Je resterai seul… heureux, très heureux d’être seul avec Jésus, seul pour Jésus… Ne vous inquiétez pas, nous sommes, vous et moi, entre les mains du Bien-Aimé… Il vaut mieux, pour nous, L’avoir comme gardien que tous les soldats du monde… Si j’avais le sort de notre arrière-grand-oncle Armand Armand de Foucauld de Pontbriand, grand vicaire de l’Archevêque d’Arles, fusillé en haine de la foi, par les révolutionnaires, aux Carmes, le 2 septembre 1792. , n’en seriez-vous pas heureux ? Jésus a dit que c’était la plus grande marque d’amour, ne seriez-vous pas heureux de me voir la donner ? Je ne crois pas cependant que cela arrive : non sum dignus

Priez pour que je sois fidèle à ce divin Jésus qui se fait si petit pour venir me tenir compagnie, dans cette maison plus petite que celle de Nazareth.

A un ami,

16 décembre 1905.

Je tâche de faire, au jour le jour, la volonté de Jésus et suis dans une grande paix intérieure.
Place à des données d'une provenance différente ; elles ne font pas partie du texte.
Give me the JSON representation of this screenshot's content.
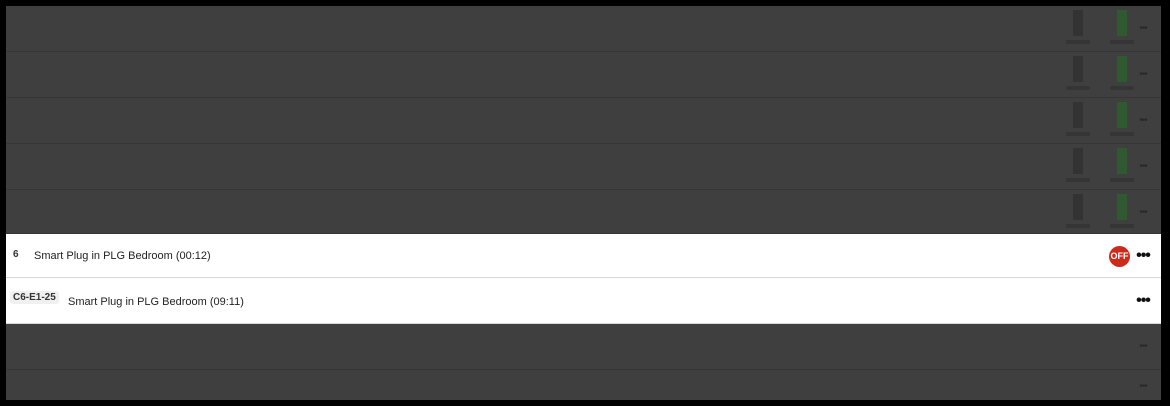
{
  "colors": {
    "overlay": "#3f3f3f",
    "active_row": "#ffffff",
    "off_badge": "#cc2a1a",
    "ctrl_gray": "#333333",
    "ctrl_green": "#2f5a2f"
  },
  "rows": [
    {
      "tag": "",
      "label": "",
      "dimmed": true,
      "controls": true
    },
    {
      "tag": "",
      "label": "",
      "dimmed": true,
      "controls": true
    },
    {
      "tag": "",
      "label": "",
      "dimmed": true,
      "controls": true
    },
    {
      "tag": "",
      "label": "",
      "dimmed": true,
      "controls": true
    },
    {
      "tag": "",
      "label": "",
      "dimmed": true,
      "controls": true
    },
    {
      "tag": "6",
      "label": "Smart Plug in PLG Bedroom (00:12)",
      "dimmed": false,
      "badge": "OFF",
      "more_icon": "more-horizontal-icon"
    },
    {
      "tag": "C6-E1-25",
      "label": "Smart Plug in PLG Bedroom (09:11)",
      "dimmed": false,
      "more_icon": "more-horizontal-icon"
    },
    {
      "tag": "",
      "label": "",
      "dimmed": true,
      "controls": false
    },
    {
      "tag": "",
      "label": "",
      "dimmed": true,
      "controls": false
    }
  ]
}
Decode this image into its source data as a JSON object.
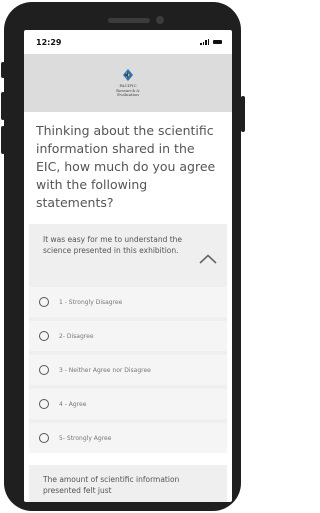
{
  "status": {
    "time": "12:29"
  },
  "header": {
    "logo_line1": "PACIFIC",
    "logo_line2": "Research &",
    "logo_line3": "Evaluation"
  },
  "question": "Thinking about the scientific information shared in the EIC, how much do you agree with the following statements?",
  "statement1": "It was easy for me to understand the science presented in this exhibition.",
  "options": [
    {
      "label": "1 - Strongly Disagree"
    },
    {
      "label": "2- Disagree"
    },
    {
      "label": "3 - Neither Agree nor Disagree"
    },
    {
      "label": "4 - Agree"
    },
    {
      "label": "5- Strongly Agree"
    }
  ],
  "statement2": "The amount of scientific information presented felt just",
  "colors": {
    "header_bg": "#dcdcdc",
    "card_bg": "#efefef",
    "logo_blue": "#2a6fb5"
  }
}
Ne vous tourmentez pas de me voir seul, sans ami, sans secours spirituel, je ne souffre en rien de cette solitude, je la trouve très douce, j’ai le Saint-Sacrement, le meilleur des amis, à qui parler jour et nuit ; j’ai la Sainte Vierge et saint Joseph, j’ai tous les saints : je suis heureux, et rien ne me manque.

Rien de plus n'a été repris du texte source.